Evaluation de l’exposition des paysagistes à la silice : étude descriptive auprès des entreprises du secteur du paysage d’Ille-et-Vilaine et du Morbihan

B. Bedouet, A. Guervin-Airault, N. Jagut, J. Podeur Archives des maladies professionnelles et de l’environnement, 2019, vol.80, n°6, pp. 477-488. Références
Les paysagistes ne font plus seulement de l’entretien d’espaces verts mais réalisent également des chantiers de création qui requièrent l’utilisation de pierres naturelles ou reconstituées, ou d’autres matériaux minéraux nécessitant parfois de la découpe, tâche qui pourrait exposer les paysagistes à la silice cristalline.
Les pratiques des entreprises de paysage d’Ille-et-Vilaine et du Morbihan, ont été étudiées à partir d’un questionnaire adressé aux entreprises de ce secteur affiliées à la MSA Portes de Bretagne. Des études de poste et des métrologies individuelles de poussières alvéolaires, de quartz, cristobalite et tridymite ont été réalisées.
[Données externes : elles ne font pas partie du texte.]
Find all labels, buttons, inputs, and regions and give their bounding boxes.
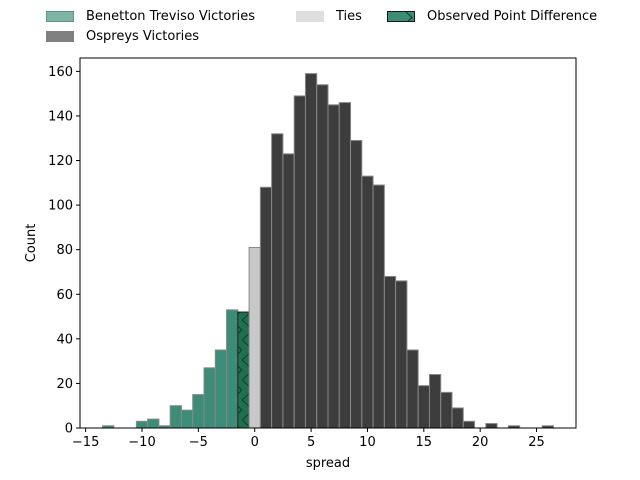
legend-item-ospreys: Ospreys Victories <box>46 29 199 44</box>
legend-label-ties: Ties <box>336 9 362 24</box>
bar-ospreys <box>451 407 464 429</box>
legend-item-ties: Ties <box>296 9 362 24</box>
legend-swatch-ospreys <box>46 31 74 42</box>
bar-ospreys <box>327 104 340 429</box>
bar-benetton <box>135 420 149 429</box>
bar-ospreys <box>304 73 318 429</box>
legend-label-benetton: Benetton Treviso Victories <box>86 9 256 24</box>
bar-ties <box>248 246 261 429</box>
bar-ospreys <box>395 280 408 429</box>
bar-ospreys <box>428 374 442 429</box>
bar-ospreys <box>417 385 430 429</box>
y-tick-label: 60 <box>56 288 73 303</box>
bar-benetton <box>192 394 205 429</box>
bar-ospreys <box>338 102 352 429</box>
bar-ospreys <box>440 391 453 429</box>
plot-frame <box>79 57 577 429</box>
x-axis-label: spread <box>306 456 350 471</box>
bar-benetton <box>226 309 239 429</box>
x-tick-label: 15 <box>416 435 433 450</box>
chart-legend: Benetton Treviso Victories Ospreys Victo… <box>0 0 640 50</box>
bar-benetton <box>180 409 194 429</box>
observed-bar-hatch <box>237 311 250 429</box>
y-tick-label: 120 <box>48 154 73 169</box>
bars-group <box>102 73 554 429</box>
bar-ospreys <box>383 275 397 429</box>
bar-ospreys <box>259 186 273 429</box>
x-tick-label: −10 <box>128 435 155 450</box>
x-tick-label: 5 <box>307 435 315 450</box>
legend-item-observed: Observed Point Difference <box>387 9 597 24</box>
bar-benetton <box>203 367 216 429</box>
bar-ospreys <box>271 133 284 429</box>
legend-swatch-observed <box>387 11 415 22</box>
x-tick-label: −5 <box>189 435 208 450</box>
bar-ospreys <box>406 349 419 429</box>
y-tick-label: 20 <box>56 377 73 392</box>
bar-ospreys <box>485 423 498 429</box>
bar-ospreys <box>350 139 363 429</box>
bar-benetton <box>214 349 228 429</box>
y-tick-label: 100 <box>48 199 73 214</box>
legend-label-ospreys: Ospreys Victories <box>86 29 200 44</box>
y-axis-label: Count <box>24 224 39 263</box>
x-tick-label: −15 <box>72 435 99 450</box>
bar-ospreys <box>316 84 329 429</box>
bar-ospreys <box>282 153 295 429</box>
bar-benetton <box>147 418 160 429</box>
x-tick-label: 10 <box>359 435 376 450</box>
y-tick-label: 0 <box>65 422 73 437</box>
y-tick-label: 80 <box>56 243 73 258</box>
y-tick-label: 40 <box>56 332 73 347</box>
x-tick-label: 25 <box>528 435 545 450</box>
legend-swatch-ties <box>296 11 324 22</box>
x-axis-ticks: −15 −10 −5 0 5 10 15 20 25 <box>72 428 545 450</box>
bar-ospreys <box>462 420 476 429</box>
x-tick-label: 20 <box>472 435 489 450</box>
y-tick-label: 140 <box>48 109 73 124</box>
bar-ospreys <box>293 95 306 429</box>
legend-swatch-benetton <box>46 11 74 22</box>
y-axis-ticks: 0 20 40 60 80 100 120 140 160 <box>48 65 80 437</box>
bar-ospreys <box>361 175 374 429</box>
bar-benetton <box>169 405 182 429</box>
legend-label-observed: Observed Point Difference <box>427 9 598 24</box>
y-tick-label: 160 <box>48 65 73 80</box>
legend-item-benetton: Benetton Treviso Victories <box>46 9 255 24</box>
x-tick-label: 0 <box>251 435 259 450</box>
bar-ospreys <box>372 184 385 429</box>
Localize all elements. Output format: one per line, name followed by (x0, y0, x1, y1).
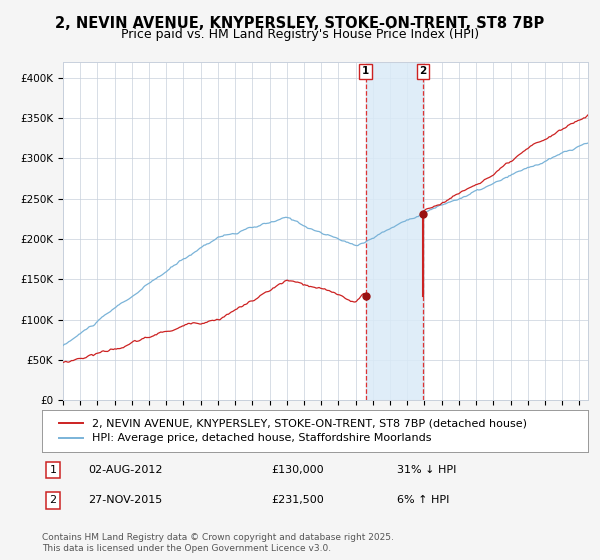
Text: 1: 1 (49, 465, 56, 475)
Text: 2, NEVIN AVENUE, KNYPERSLEY, STOKE-ON-TRENT, ST8 7BP: 2, NEVIN AVENUE, KNYPERSLEY, STOKE-ON-TR… (55, 16, 545, 31)
Text: 6% ↑ HPI: 6% ↑ HPI (397, 496, 449, 506)
Text: 02-AUG-2012: 02-AUG-2012 (88, 465, 163, 475)
Text: 31% ↓ HPI: 31% ↓ HPI (397, 465, 456, 475)
Text: Price paid vs. HM Land Registry's House Price Index (HPI): Price paid vs. HM Land Registry's House … (121, 28, 479, 41)
Text: 27-NOV-2015: 27-NOV-2015 (88, 496, 163, 506)
Text: 1: 1 (362, 66, 369, 76)
Legend: 2, NEVIN AVENUE, KNYPERSLEY, STOKE-ON-TRENT, ST8 7BP (detached house), HPI: Aver: 2, NEVIN AVENUE, KNYPERSLEY, STOKE-ON-TR… (53, 413, 532, 449)
Text: Contains HM Land Registry data © Crown copyright and database right 2025.
This d: Contains HM Land Registry data © Crown c… (42, 533, 394, 553)
Text: 2: 2 (49, 496, 56, 506)
Text: £231,500: £231,500 (271, 496, 324, 506)
Bar (365, 62, 423, 400)
Text: £130,000: £130,000 (271, 465, 324, 475)
Text: 2: 2 (419, 66, 427, 76)
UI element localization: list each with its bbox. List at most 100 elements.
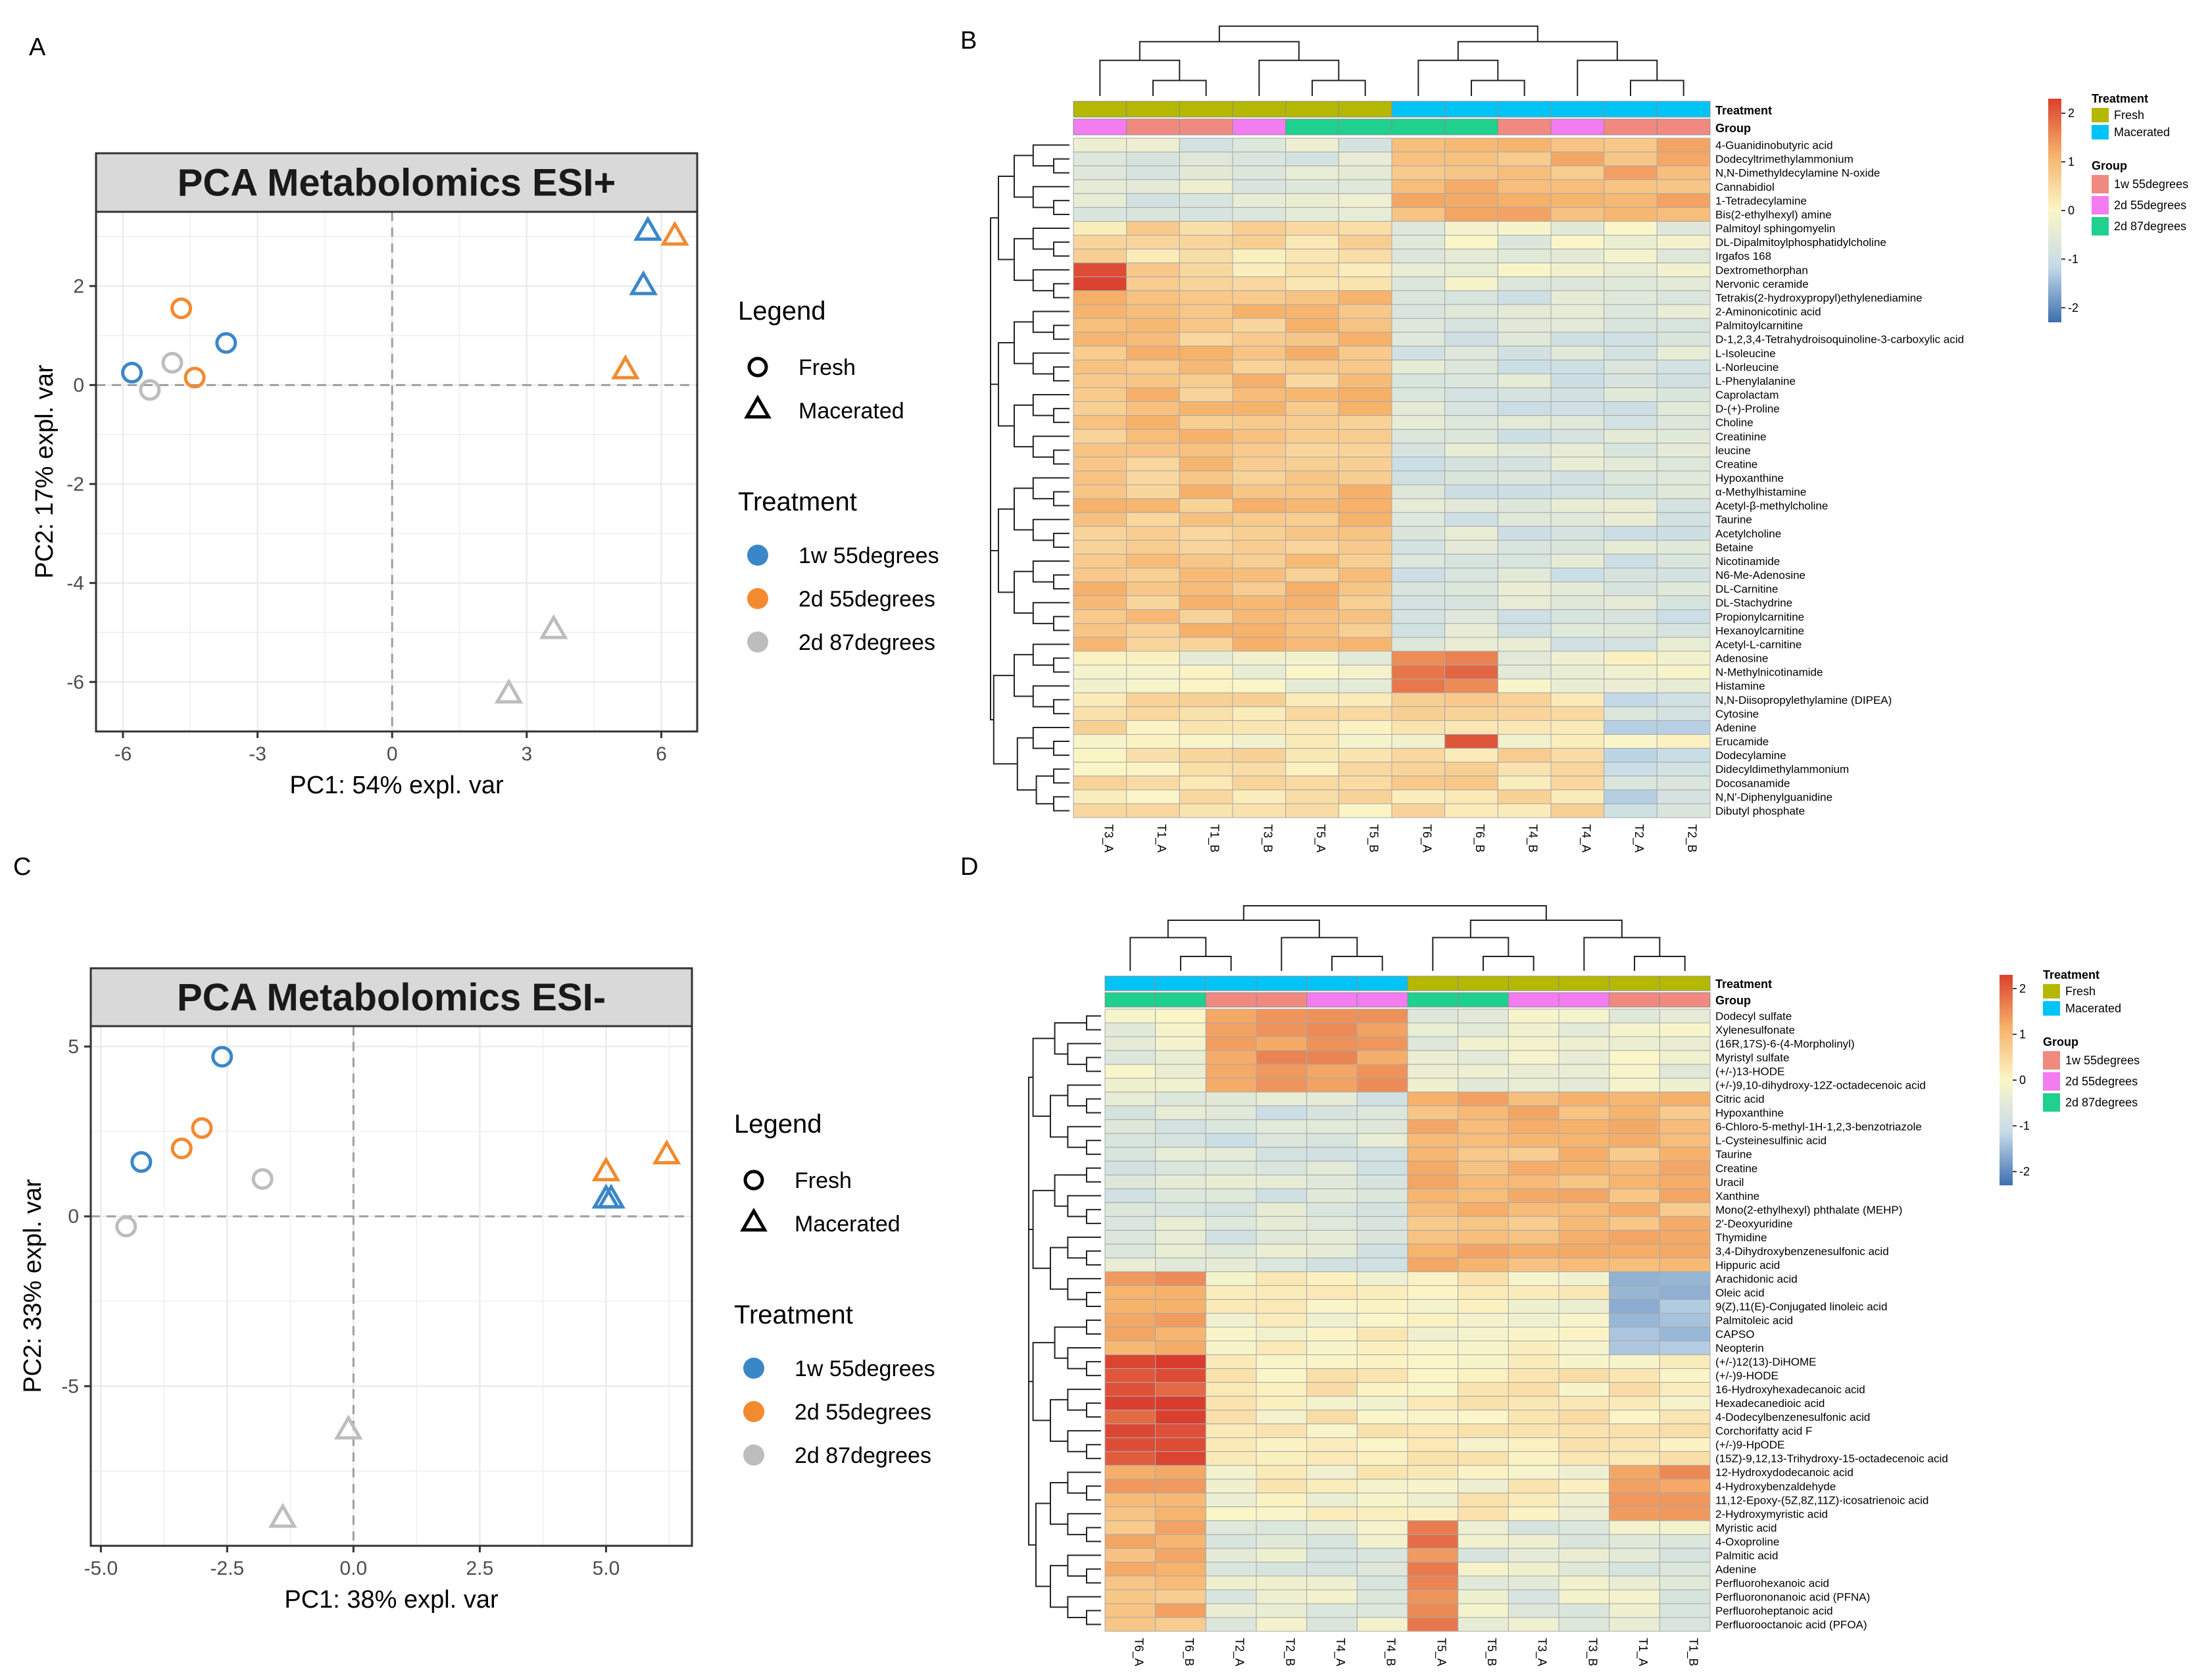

Sur 518 questionnaires envoyés, 159 ont été retournés, soit un taux de réponse de 31%.
La pierre est utilisée par 94% des entreprises et la pierre naturelle reste le choix privilégié, principalement l’ardoise (qui contient 40% de silice), le schiste (entre 40 et 60% de silice), le granit, le grès, le quartzite, le gneiss et le calcaire.
Les pierres naturelles contiennent moins de silice que la pierre reconstituée.
Les outils principalement utilisés sont la découpeuse et la petite meuleuse.
Six études de poste ont été réalisées : les paysagistes étaient exposés à la poussière de silice non seulement lors des découpes de pierre mais aussi lors du déversement de graviers et de sable pour le terrassement et lors de la préparation de mortier.
Les entreprises privilégient la découpe à l’humide.
Les équipements de protection individuelle sont essentiellement les masques, proposés par 94% des entreprises (masques FFP1, FFP2 ou FFP3 en proportions égales), mais qui hélas ne sont pas portés systématiquement. L’aspiration des poussières à la source est très peu utilisée.
Les métrologies révèlent que les paysagistes peuvent être exposés au quartz à des taux parfois supérieurs à la VLEP ou pouvant rapidement l’atteindre.